Le donne di buon umore
Unico tra i balletti di Djagilev approdato nel 1920 al Teatro Lirico di Milano a essere presentato una sola sera (quella del 5 aprile), Le donne di buon umore (noto, nel mondo con il titolo francese Les Femmes de bonne humeur ), coreografia di Léonide Massine e musica di Domenico Scarlatti (orchestrata da Vincenzo Tommasini), nacque in Italia, a Roma, nel 1917, e debuttò al Teatro Costanzi il 12 aprile. Così ne scrive F.Rain sul Giornale d’Italia:
“Brusìo di curiosità e fors’anche di ironici commenti, a causa della oscura stravaganza dell’ambiente ideato dal famoso Bakst per una commedia settecentesca: ma ciò nulla tolse alla cordialità onde il gran pubblico, a poco, a poco dilettato a poi persuaso e poi entusiasmato dalla squisita vivacità dell’azione scenica zampillante, dalla ricca vena di musiche deliziose, volle accogliere, con frequenti applausi e alla fine con reiterate unanimi ovazioni, la geniale indovinatissima fatica del giovane musicista romano e dei suoi collaboratori, il Bakst e il Socrate per quanto riguarda i costumi – meravigliosissimi – e il Massine per la musica e le danze, sorprendenti di vivezza, di precisione, di umorismo. Questa anzi è appunto la nota saliente della novissima e vittoriosa opera: l’umorismo, che vi è profuso con grazia e con signorilità inesauribili e che costituisce, addirittura, una vera e gustosissima “interpretazione” del nostro settecento goldoniano.”
Tre anni dopo, a Milano, gli interpreti (non indicati in locandina) dovevano essere gli stessi delle recite romane del febbraio 1920 anche perché tutti elencati nel generale casting della locandina scaligera, con l’unico direttore d’orchestra: Henry Morin. Dunque: Lubov Tchernicheva (Costanza), Szigmund Nowak (il conte Rinaldo), Giuseppina Cecchetti (Silvestra), Enrico Cecchetti (il marchese Luca), Vera Nemchinova (Mariuccia), Sofia Antonova (Pasquina), Stanislas Idzikowsky (Battista), Lydia Sokolova (Felicita), lo stesso Massine (Leonardo), Felia Radina (Dorotea), Jean Jazvinskij (il capitano Faloppa) e Léon Woizikowskij (il cameriere Nicolò) si impegnarono con tutte le loro forze e il loro virtuosismo a ricreare lo spirito dell’omonima commedia di Carlo Goldoni, in una Venezia, ancora pensata da Léon Bakst, durante il Carnevale, come in Le Carneval a firma Fokin.
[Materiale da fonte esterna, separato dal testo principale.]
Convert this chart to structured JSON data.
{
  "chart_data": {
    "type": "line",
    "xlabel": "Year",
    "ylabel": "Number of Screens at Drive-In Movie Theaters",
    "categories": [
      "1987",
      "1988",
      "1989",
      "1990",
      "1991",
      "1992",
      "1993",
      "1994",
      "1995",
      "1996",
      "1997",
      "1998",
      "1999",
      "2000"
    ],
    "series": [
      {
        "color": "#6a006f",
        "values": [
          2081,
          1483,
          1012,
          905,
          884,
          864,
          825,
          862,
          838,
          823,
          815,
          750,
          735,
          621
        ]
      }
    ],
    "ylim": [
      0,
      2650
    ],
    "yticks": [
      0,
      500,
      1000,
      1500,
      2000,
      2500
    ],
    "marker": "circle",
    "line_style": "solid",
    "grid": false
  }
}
Qui però, la trama è assai più consistente, grazie all’ispirazione goldoniana. Aiutate dall’astuto fattore Nicolò, le donne di buon umore non pensano ad altro che a ordire intrighi e a coalizzarsi per prendere in giro, a turno, il bel Rinaldo, corteggiatore di Costanza, il vecchio Marchese de Luca e pure sua sorella, la Marchesa Silvestra. Tutto ciò con il ritmo sostenuto di una commedia danzata, ricca di equivici e dispetti, sostituzioni e delusioni, ma ogni inghippo si scioglie nel riso e lo spettacolo seduce per la sua disinvoltura e leggerezza. La musica di Scarlatti era stata scelta da Djagilev, dopo aver scartato centinaia di partiture, e assicurava consistenza della creazione.
Seguendo le note, Massine aveva creato una coreografia particolarmente dinamica: ovvero spirituale, mai volgare, capace di mescolare i processi della danza accademica ai movimenti della vita quotidiana, spesso deformati in forme grottesche. Assai apprezzata anche dal critico della Tribuna Alberto Gasco, in un articolo del 17 aprile 1920 (“I nuovi balli russi al Costanzi”)
Le donne di buon umore, proprio con il titolo del debutto dei Ballets Russes, era destinato a un ritorno scaligero, anche se non fedele all’originale: fu allestito, non da Massine, ma da Luciana Novaro nel febbraio 1961, con le scene e i costumi di Pier Luigi Pizzi e l’interpretazione di Carla Fracci, Elettra Morini, Carmen Puthod, Fiorella Cova, Roberto Fascilla e Mario Pistoni riscuotendo un plauso consistente, ma non più replicato.